Govt urged to increase AE contributions amid rise in pensioner poverty

Pension adequacy concerns have grown, after research from the Joseph Rowntree Foundation showed recent progress in pensioner poverty rates had “almost completely reversed” in 2021/22, with around 2.1 million pensioners in poverty.

The report, UK Poverty 2024, highlighted pensioner poverty as a “striking trend”, with rising rates of pensioner poverty seen over the past 10 years, after nearly two decades of decline.

Indeed, the report showed that while pensioner poverty fell in 2020/21, particularly among female pensioners, these reductions were almost completely reversed in 2021/22 when poverty rates rose back towards their pre-pandemic levels.

In particular, it revealed that the proportion of children in poverty rose by 2 percentage points to 29 per cent, while the proportion of pensioners in poverty rose 3 percentage points to 18 per cent.

The poverty rate for single pensioners was almost double that of couple pensioners, at 25 per cent compared to 14 per cent for couple pensioners.

Further increases in pensioner poverty could lie ahead, as separate research from WPI Economics previously, on behalf of the Centre for Social Policy Studies, found that the Autumn Budget measures, including cuts to National Insurance Contributions, while expected to reduce the overall number of people in poverty, will increase the number of pensioners in poverty by 10,000.

However, the Joseph Rowntree Foundation's report suggested that there are some reasons for optimism, pointing out that, at a minimum, the triple lock mechanism makes sure the value of the state pension keeps up with prices.

It also acknowledged that pensioner incomes are less affected by changes in the labour market, and more new pensioners will have some private pension provision because of the introduction of auto-enrolment into pension schemes.

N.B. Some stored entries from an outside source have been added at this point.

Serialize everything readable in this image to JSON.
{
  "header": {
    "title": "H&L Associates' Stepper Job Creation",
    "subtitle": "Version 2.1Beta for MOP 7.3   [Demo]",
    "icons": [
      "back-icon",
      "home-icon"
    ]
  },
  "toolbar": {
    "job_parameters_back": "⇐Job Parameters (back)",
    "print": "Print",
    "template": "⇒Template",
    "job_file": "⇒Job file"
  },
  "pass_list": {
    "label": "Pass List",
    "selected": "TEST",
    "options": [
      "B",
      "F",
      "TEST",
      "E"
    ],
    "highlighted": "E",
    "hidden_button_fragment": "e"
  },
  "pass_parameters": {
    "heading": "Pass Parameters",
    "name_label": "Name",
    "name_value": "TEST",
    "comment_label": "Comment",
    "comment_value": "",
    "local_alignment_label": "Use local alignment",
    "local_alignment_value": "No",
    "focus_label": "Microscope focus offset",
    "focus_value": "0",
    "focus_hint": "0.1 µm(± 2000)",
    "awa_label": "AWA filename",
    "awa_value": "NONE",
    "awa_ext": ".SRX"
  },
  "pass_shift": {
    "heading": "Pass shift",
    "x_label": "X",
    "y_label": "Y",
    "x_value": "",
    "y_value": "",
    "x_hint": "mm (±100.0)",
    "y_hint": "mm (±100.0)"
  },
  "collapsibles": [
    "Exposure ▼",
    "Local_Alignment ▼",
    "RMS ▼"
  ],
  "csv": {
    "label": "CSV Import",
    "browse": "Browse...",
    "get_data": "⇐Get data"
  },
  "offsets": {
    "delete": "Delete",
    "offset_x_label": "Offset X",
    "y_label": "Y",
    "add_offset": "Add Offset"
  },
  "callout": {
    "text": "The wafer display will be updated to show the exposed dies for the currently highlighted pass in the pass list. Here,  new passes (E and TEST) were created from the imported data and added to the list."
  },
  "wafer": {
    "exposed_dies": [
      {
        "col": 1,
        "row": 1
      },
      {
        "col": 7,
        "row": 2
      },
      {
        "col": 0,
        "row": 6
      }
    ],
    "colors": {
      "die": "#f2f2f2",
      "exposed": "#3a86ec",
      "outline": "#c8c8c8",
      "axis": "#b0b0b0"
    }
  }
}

However, it argued that the shift from defined benefit (DB) to defined contribution (DC) pension schemes will result in more risk and volatility in occupational pensions in retirement, while lower homeownership will mean more pension-age people need to cover the costs of private rental accommodation over the coming years.

The rising levels of inactivity among people in their 50s and 60s since the Covid-19 pandemic are also concerning, according to the foundation, with people often underestimating their life expectancy after retirement and how long a period their retirement income needs to cover.

Given these concerns, the foundation emphasised the need to put future pension provision on a more secure footing by raising minimum contribution rates and establishing good options for people to use their savings pot to provide a secure standard of living in retirement

Beyond all of this, however, it argued that a vision for reducing poverty in the broadest sense is needed, to ensure everyone can afford the essentials.

Commenting in the foreword, JRF group chief executive, Paul Kissack, stated: “In short, poverty in the UK is deepening. The deeper we look, the faster it is rising. People in poverty are moving further and further below the poverty line…

“This is a story of moral and fiscal irresponsibility. And it is a story we must change… 2024 will be a year of important choices, the consequences of which could last far into the future as the nation goes to the polls.

“Political parties in the UK will set out what they stand for and the sort of country they wish to help shape.

“Any party serious about governing must be both practical and ambitious if we are to turn the tide of deepening poverty of the past 25 years.”